Other domestic companies also are utilizing these types of arrangements. For example, Alcon Entertainment, owned by FedEx Corp. Chief Executive, Frederick W. Smith, produced and marketed the highly successful film “Blind Side.” Reportedly, Sandra Bullock, the star of the picture, accepted a greatly reduced up- front fee in exchange for a substantial portion of the company’s profits.5 Her financial position reportedly benefited from Alcon’s having a distribution arrangement with Warner Bros. with a reduced distribution fee.
Foreign sources of production financing are also stepping forward. During the past few years, several prominent production entities whose principals include the cream of Hollywood creative talent, have signed agreements directly with foreign financing entities. Some of the deals involve first look arrangements that had been offered in greater abundance by U.S. studios. These financing entities not only are investing but also are attempting to influence the content and creative process at an early stage while also obtaining distribution rights in their own territories and perhaps other territories as well. Although many of them ultimately seek some type of partnership with a studio, such as for distributing a film, they represent a source of financing for creative talent that is either unable or unwilling to start a project with a studio.
For example, Imagenation Abu Dhabi has a substantial film fund to finance projects for the international marketplace. It recently provided the prominent producing team of Parkes and MacDonald with a revolving development fund.6 (The recent problems of Dubai World in repaying a $4 billion bond has given pause to those who were flocking to the Middle East for financing, but does not appear to have impeded Imagenation’s efforts in regard to involvement in film production.)
The highly publicized efforts of Reliance ADA Group, based in India, also has provided a source of funding to creative talent who seek to develop films outside of traditional studio development. As first look and similar arrangements previously offered by the Hollywood studios become less available during the current cycle, alternatives such as Reliance – which offers first-look deals7 — have become increasingly important to filmmakers around the world.
The motion picture industry has gone through many cycles during the last few decades and there is no telling how long the current one will last. But creative talent who seek to produce films that do not fall into the category of franchises and are willing to be creative in the deals they negotiate, do have alternatives for developing their product.
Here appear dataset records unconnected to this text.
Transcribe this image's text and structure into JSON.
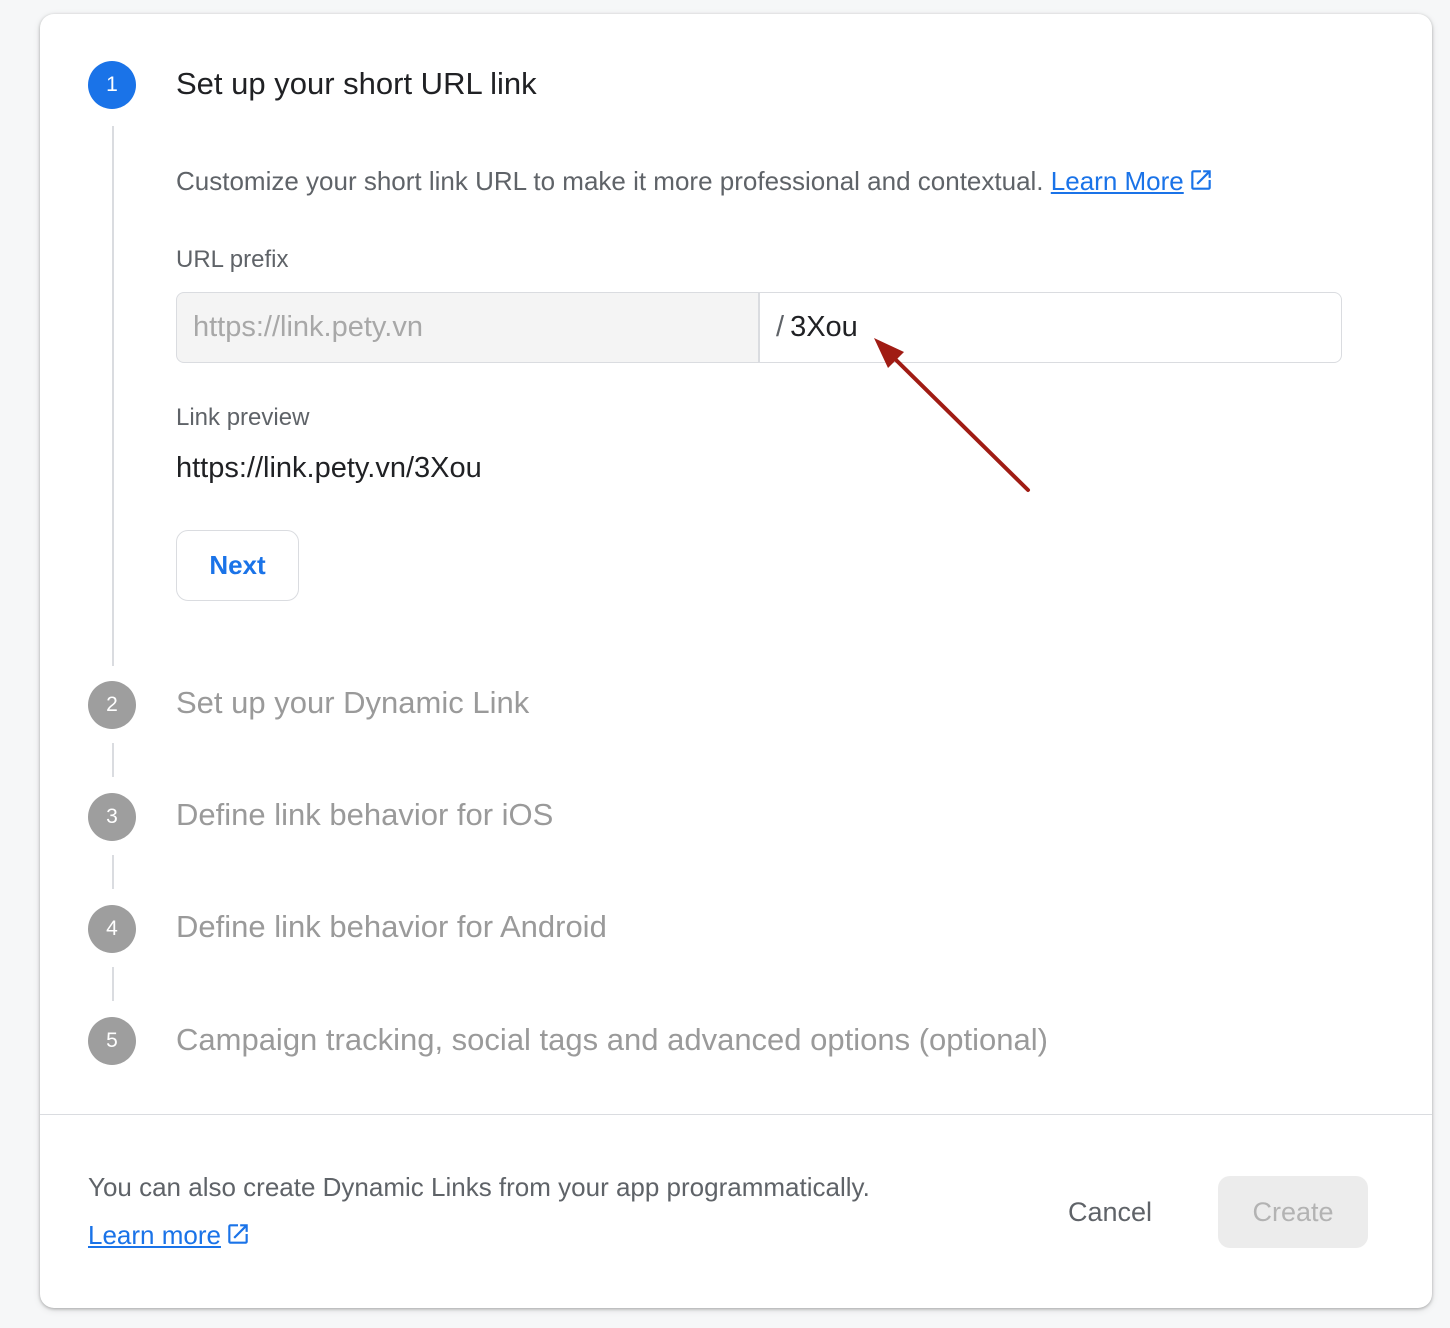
{
  "steps": [
    {
      "number": "1",
      "title": "Set up your short URL link",
      "active": true
    },
    {
      "number": "2",
      "title": "Set up your Dynamic Link",
      "active": false
    },
    {
      "number": "3",
      "title": "Define link behavior for iOS",
      "active": false
    },
    {
      "number": "4",
      "title": "Define link behavior for Android",
      "active": false
    },
    {
      "number": "5",
      "title": "Campaign tracking, social tags and advanced options (optional)",
      "active": false
    }
  ],
  "step1": {
    "description": "Customize your short link URL to make it more professional and contextual.",
    "learn_more_label": "Learn More",
    "url_prefix_label": "URL prefix",
    "url_prefix_value": "https://link.pety.vn",
    "slash": "/",
    "suffix_value": "3Xou",
    "link_preview_label": "Link preview",
    "link_preview_value": "https://link.pety.vn/3Xou",
    "next_label": "Next"
  },
  "footer": {
    "text": "You can also create Dynamic Links from your app programmatically.",
    "learn_more_label": "Learn more",
    "cancel_label": "Cancel",
    "create_label": "Create"
  },
  "icons": {
    "external_link": "open-in-new-icon"
  },
  "colors": {
    "accent": "#1a73e8",
    "inactive_step": "#9e9e9e",
    "annotation_arrow": "#a01c14"
  }
}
Predictably, these alternative sources of financing are being flooded with proposals and, as before, the chances of getting one’s film developed and financed remain relatively small.
1 Barnes, Brooks, “In a Distressed Year, Hollywood Smiles,” New York Times, December 21, 2009 at B1.
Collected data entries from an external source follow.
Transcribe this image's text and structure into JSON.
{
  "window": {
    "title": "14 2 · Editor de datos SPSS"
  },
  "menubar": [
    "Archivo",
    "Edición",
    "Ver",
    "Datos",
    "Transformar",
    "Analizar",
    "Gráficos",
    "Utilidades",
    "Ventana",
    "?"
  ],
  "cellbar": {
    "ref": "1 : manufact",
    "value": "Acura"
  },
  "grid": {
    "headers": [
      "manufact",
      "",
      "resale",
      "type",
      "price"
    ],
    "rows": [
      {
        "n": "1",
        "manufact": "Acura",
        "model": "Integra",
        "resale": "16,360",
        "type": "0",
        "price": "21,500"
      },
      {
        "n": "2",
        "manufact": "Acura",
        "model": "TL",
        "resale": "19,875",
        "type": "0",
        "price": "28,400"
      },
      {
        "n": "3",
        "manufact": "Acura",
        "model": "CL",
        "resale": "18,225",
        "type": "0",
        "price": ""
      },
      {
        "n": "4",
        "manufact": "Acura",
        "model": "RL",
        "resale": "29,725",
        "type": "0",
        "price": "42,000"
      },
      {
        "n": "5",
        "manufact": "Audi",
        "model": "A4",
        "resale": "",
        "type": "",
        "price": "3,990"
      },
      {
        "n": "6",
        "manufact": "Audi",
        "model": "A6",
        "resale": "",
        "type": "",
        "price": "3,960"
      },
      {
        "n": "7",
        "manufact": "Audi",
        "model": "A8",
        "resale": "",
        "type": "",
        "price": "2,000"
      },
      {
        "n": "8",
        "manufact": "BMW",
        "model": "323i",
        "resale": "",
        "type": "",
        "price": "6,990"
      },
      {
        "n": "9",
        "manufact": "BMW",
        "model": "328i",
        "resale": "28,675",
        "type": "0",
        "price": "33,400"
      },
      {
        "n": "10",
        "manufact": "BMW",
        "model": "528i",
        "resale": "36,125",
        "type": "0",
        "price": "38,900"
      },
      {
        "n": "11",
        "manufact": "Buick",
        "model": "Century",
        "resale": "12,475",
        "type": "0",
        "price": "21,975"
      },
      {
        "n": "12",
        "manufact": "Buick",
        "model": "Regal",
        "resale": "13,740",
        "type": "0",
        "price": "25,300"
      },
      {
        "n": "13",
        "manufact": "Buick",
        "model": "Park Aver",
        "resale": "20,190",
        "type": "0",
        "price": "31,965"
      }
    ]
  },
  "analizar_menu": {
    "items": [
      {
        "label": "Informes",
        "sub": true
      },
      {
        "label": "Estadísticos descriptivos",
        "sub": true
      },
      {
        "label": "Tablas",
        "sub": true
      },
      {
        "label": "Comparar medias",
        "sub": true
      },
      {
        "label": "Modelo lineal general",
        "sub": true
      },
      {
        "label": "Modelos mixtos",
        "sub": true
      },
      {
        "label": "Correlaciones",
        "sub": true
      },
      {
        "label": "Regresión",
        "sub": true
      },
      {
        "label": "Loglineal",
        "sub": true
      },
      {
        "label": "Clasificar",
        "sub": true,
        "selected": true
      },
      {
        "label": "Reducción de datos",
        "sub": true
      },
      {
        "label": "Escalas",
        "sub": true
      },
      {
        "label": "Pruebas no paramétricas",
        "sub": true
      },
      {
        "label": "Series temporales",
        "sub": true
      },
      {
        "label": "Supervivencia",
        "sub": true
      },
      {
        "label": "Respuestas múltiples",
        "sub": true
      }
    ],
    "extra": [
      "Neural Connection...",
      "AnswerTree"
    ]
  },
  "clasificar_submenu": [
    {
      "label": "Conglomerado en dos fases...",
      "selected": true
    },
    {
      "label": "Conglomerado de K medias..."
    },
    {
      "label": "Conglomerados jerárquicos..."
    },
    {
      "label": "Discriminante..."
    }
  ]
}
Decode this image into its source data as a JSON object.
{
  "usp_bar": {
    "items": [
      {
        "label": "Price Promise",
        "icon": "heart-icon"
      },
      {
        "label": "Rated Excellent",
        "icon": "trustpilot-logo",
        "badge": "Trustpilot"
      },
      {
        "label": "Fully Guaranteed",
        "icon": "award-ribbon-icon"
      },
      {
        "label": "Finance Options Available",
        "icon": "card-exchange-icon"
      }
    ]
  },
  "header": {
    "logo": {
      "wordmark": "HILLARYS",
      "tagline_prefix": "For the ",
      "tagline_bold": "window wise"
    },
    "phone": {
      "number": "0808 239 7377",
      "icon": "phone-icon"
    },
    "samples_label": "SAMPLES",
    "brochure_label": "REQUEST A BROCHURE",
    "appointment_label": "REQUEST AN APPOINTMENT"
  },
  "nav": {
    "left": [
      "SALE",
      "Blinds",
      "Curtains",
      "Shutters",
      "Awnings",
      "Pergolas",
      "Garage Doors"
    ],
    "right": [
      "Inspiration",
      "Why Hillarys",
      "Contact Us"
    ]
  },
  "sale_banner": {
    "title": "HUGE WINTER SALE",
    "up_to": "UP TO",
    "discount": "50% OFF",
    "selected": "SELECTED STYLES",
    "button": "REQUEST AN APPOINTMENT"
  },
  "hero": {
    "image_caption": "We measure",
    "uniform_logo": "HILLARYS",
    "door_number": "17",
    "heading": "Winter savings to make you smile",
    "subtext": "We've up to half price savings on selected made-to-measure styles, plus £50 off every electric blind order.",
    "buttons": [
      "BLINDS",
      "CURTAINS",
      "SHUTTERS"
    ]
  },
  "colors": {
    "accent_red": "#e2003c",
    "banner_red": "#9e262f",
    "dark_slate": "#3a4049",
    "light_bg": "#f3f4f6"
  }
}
2 Bart, Peter, “Where did all the indie pics go?”, Variety, November 9-15, 2009, at 4.
3 Fleming, Michael “Ryan’s Hope: A Pact Overhaul,” quoting Ryan Kavanaugh, Relativity’s CEO, Variety, November 23-29, 2009 at 5.
5 Smith, Ethan, “‘Blind Side’ Scores Big for Indie Producer,” Wall Street Journal, December 4, 2009 at B10.
6 Fleming, Michael and Jaafar, Ali, “H’wood Sign of Change,” Variety, November 30-December 6, 2009, at 1.